It may sound strange when you are starting a business, but succession planning is a very important aspect of a business plan. And it’s impossible to predict exactly what is going to happen that will lead you to hand over your business, so this is not a fix-it and forget it proposition. How succession happens may change over time as your business matures and takes turns you never imagined or dreamed of in the early days.
But every article we read on the subject is clear. It is never too early to put a succession plan in place. Your business does not need the added potential risk and disruption that can come from not having a succession plan in place. So no excuses – you’re not too busy, or too distracted, and you are not immortal, so now is the time to put a succession plan in place.
According to the National Association of Corporate Directors, fewer than one in four private company boards say they have a formal succession plan in place.

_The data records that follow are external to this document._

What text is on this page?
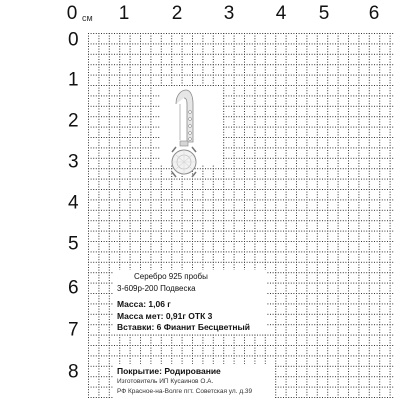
см
0 1 2 3 4 5 6
0
1
2
3
4
5
6
7
8
Серебро 925 пробы
3-609р-200 Подвеска
Масса: 1,06 г
Масса мет: 0,91г ОТК 3
Вставки: 6 Фианит Бесцветный
Покрытие: Родирование
Изготовитель ИП Кусаинов О.А.
РФ Красное-на-Волге пгт. Советская ул. д.39
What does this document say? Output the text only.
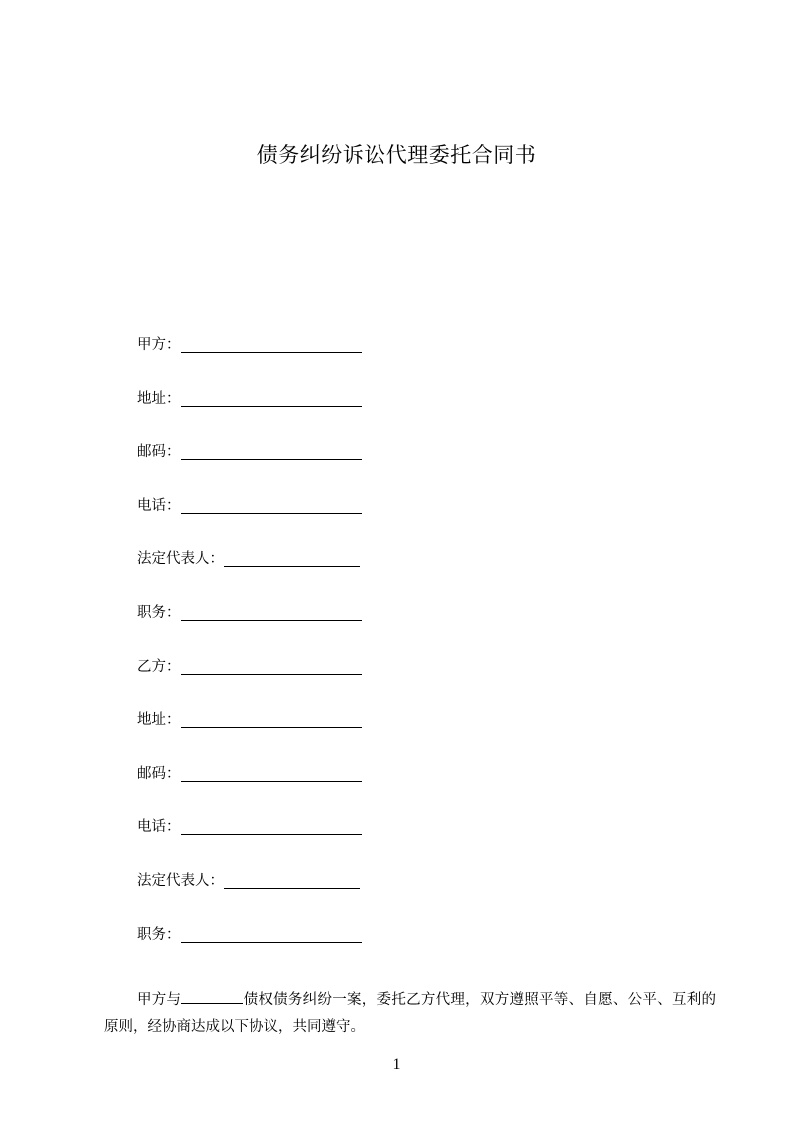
债务纠纷诉讼代理委托合同书
甲方：
地址：
邮码：
电话：
法定代表人：
职务：
乙方：
地址：
邮码：
电话：
法定代表人：
职务：

甲方与	债权债务纠纷一案，委托乙方代理，双方遵照平等、自愿、公平、互利的原则，经协商达成以下协议，共同遵守。

1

Succession usually happens either with a family member stepping into the leadership role, or someone from outside the family taking the helm. There are challenges either way, but the biggest challenge is in having no plan.
Scenario #1: Family Ownership Continues
Most business owners hope for their work to go on after they have passed the business along, and often they are hoping to pass it along to the next generation. If the kids are interested, you’d think this would be simple. But with family dynamics in play, family business succession is often messy.

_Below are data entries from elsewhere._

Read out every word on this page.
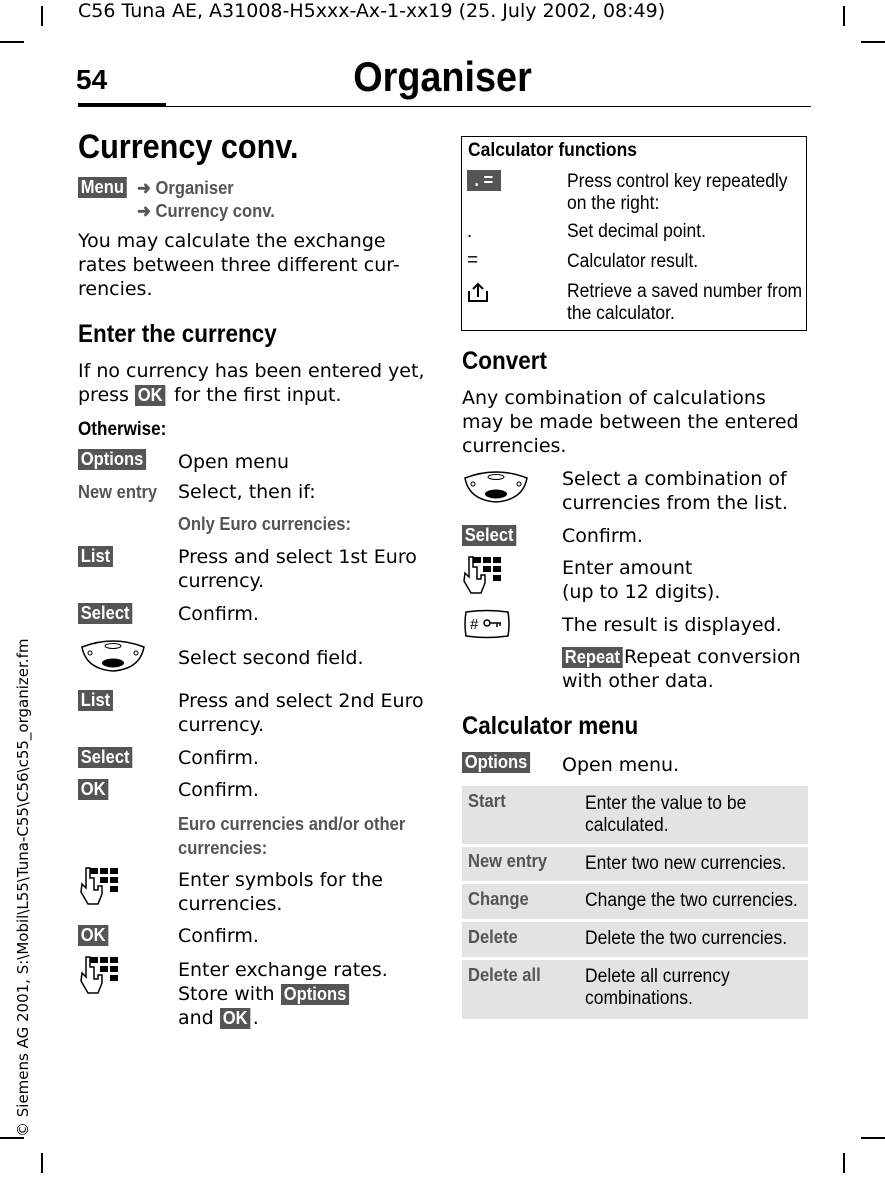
C56 Tuna AE, A31008-H5xxx-Ax-1-xx19 (25. July 2002, 08:49)
54	Organiser
© Siemens AG 2001, S:\Mobil\L55\Tuna-C55\C56\c55_organizer.fm
Currency conv.
Menu ➜ Organiser
➜ Currency conv.
You may calculate the exchange
rates between three different cur-
rencies.
Enter the currency
If no currency has been entered yet,
press OK for the first input.
Otherwise:
Options	Open menu
New entry Select, then if:
Only Euro currencies:
List	Press and select 1st Euro
currency.
Select	Confirm.
Select second field.
List	Press and select 2nd Euro
currency.
Select	Confirm.
OK	Confirm.
Euro currencies and/or other
currencies:
Enter symbols for the
currencies.
OK	Confirm.
Enter exchange rates.
Store with Options
and OK .
Calculator functions
. =	Press control key repeatedly
on the right:
.	Set decimal point.
=	Calculator result.
Retrieve a saved number from
the calculator.
Convert
Any combination of calculations
may be made between the entered
currencies.
Select a combination of
currencies from the list.
Select	Confirm.
Enter amount
(up to 12 digits).
#	The result is displayed.
Repeat Repeat conversion
with other data.
Calculator menu
Options	Open menu.
Start	Enter the value to be
calculated.
New entry Enter two new currencies.
Change	Change the two currencies.
Delete	Delete the two currencies.
Delete all Delete all currency
combinations.
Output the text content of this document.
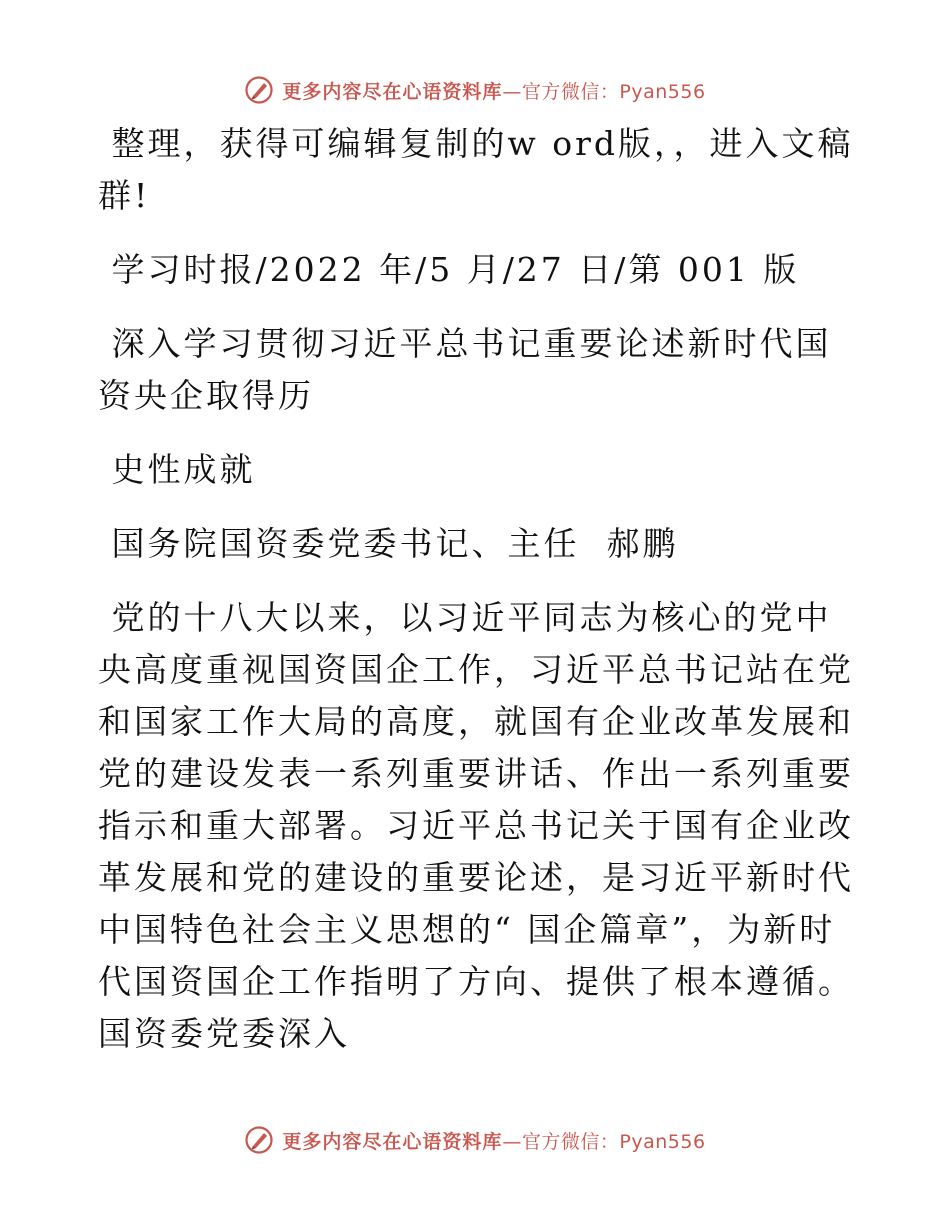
更多内容尽在心语资料库 —官方微信：Pyan556

整理，获得可编辑复制的w ord版，，进入文稿群!

学习时报/2022 年/5 月/27 日/第 001 版

深入学习贯彻习近平总书记重要论述新时代国资央企取得历

史性成就

国务院国资委党委书记、主任  郝鹏

党的十八大以来，以习近平同志为核心的党中央高度重视国资国企工作，习近平总书记站在党和国家工作大局的高度，就国有企业改革发展和党的建设发表一系列重要讲话、作出一系列重要指示和重大部署。习近平总书记关于国有企业改革发展和党的建设的重要论述，是习近平新时代中国特色社会主义思想的“ 国企篇章”，为新时代国资国企工作指明了方向、提供了根本遵循。国资委党委深入

更多内容尽在心语资料库 —官方微信：Pyan556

Having clear expectations is key. Bobby Stover outlines a few key challenges that family businesses face in succession and keeping these things in mind resonates with how we do business here.
Stover sites the following big challenges that need to be addressed for a smooth transition:
- Breakdowns in trust and communication within the family
- Inadequately prepared heirs
- Lack of a family purpose that defines how to use wealth
A good succession plan will catch these challenges before they avalanche into huge problems.

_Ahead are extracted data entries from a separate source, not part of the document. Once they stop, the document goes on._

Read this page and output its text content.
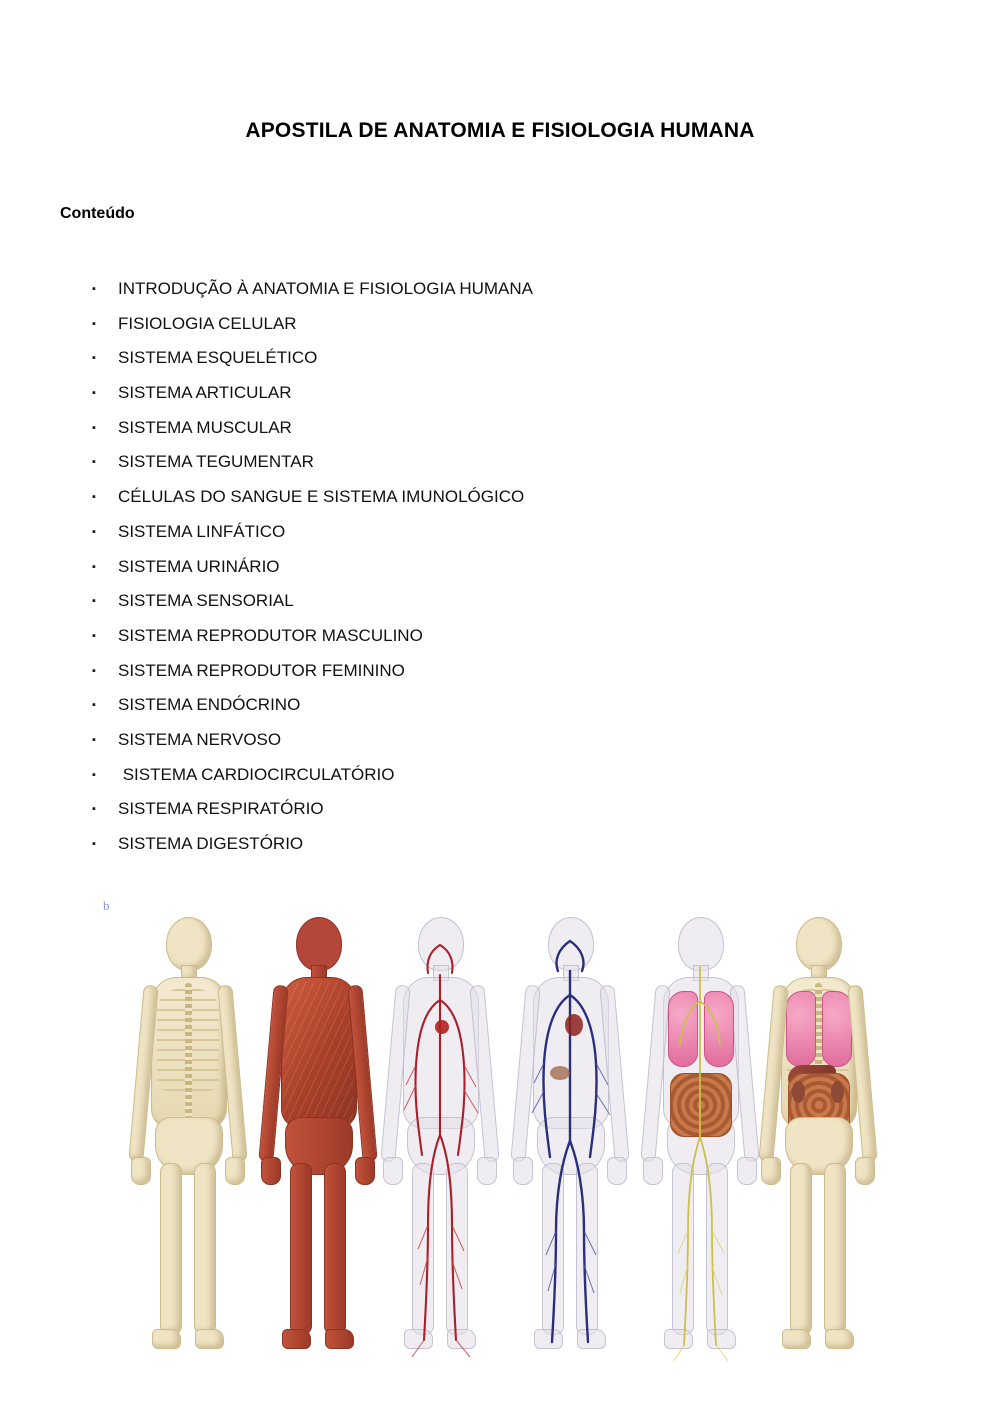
APOSTILA DE ANATOMIA E FISIOLOGIA HUMANA
Conteúdo
▪ INTRODUÇÃO À ANATOMIA E FISIOLOGIA HUMANA
▪ FISIOLOGIA CELULAR
▪ SISTEMA ESQUELÉTICO
▪ SISTEMA ARTICULAR
▪ SISTEMA MUSCULAR
▪ SISTEMA TEGUMENTAR
▪ CÉLULAS DO SANGUE E SISTEMA IMUNOLÓGICO
▪ SISTEMA LINFÁTICO
▪ SISTEMA URINÁRIO
▪ SISTEMA SENSORIAL
▪ SISTEMA REPRODUTOR MASCULINO
▪ SISTEMA REPRODUTOR FEMININO
▪ SISTEMA ENDÓCRINO
▪ SISTEMA NERVOSO
▪ SISTEMA CARDIOCIRCULATÓRIO
▪ SISTEMA RESPIRATÓRIO
▪ SISTEMA DIGESTÓRIO
b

Scenario #2: Succession with a Non-Family Member
The kids may not be interested or gifted to take on the family business. That’s ok. Even if you start out planning succession within the family, you’ve got to have the flexibility to read the writing on the wall and change course if necessary. Or maybe this was always your thing and the kids were never involved.
It still takes intentionality and planning. You will want to keep your eyes open for a good fit for succession. And—this is important—when the time is right (long before you step away from the business) you need to communicate with them and get very clear about your intention and their interest. You’ll want to mentor this person along the way, so they are ready to step into the lead role when the time comes.
For a good succession plan, you might consider working with a business coach or consultant who specializes in succession planning. They can help you through things like valuation – an independent source saying what the business is worth and why. They can also help you adapt your succession plan as situations change.
It might seem odd to think about what will happen with your business when you are no longer involved. But you have got to put thought into it, and it is never too early. A good succession plan can mean the difference between a business that thrives for years to come, and one that closes shop when you walk away.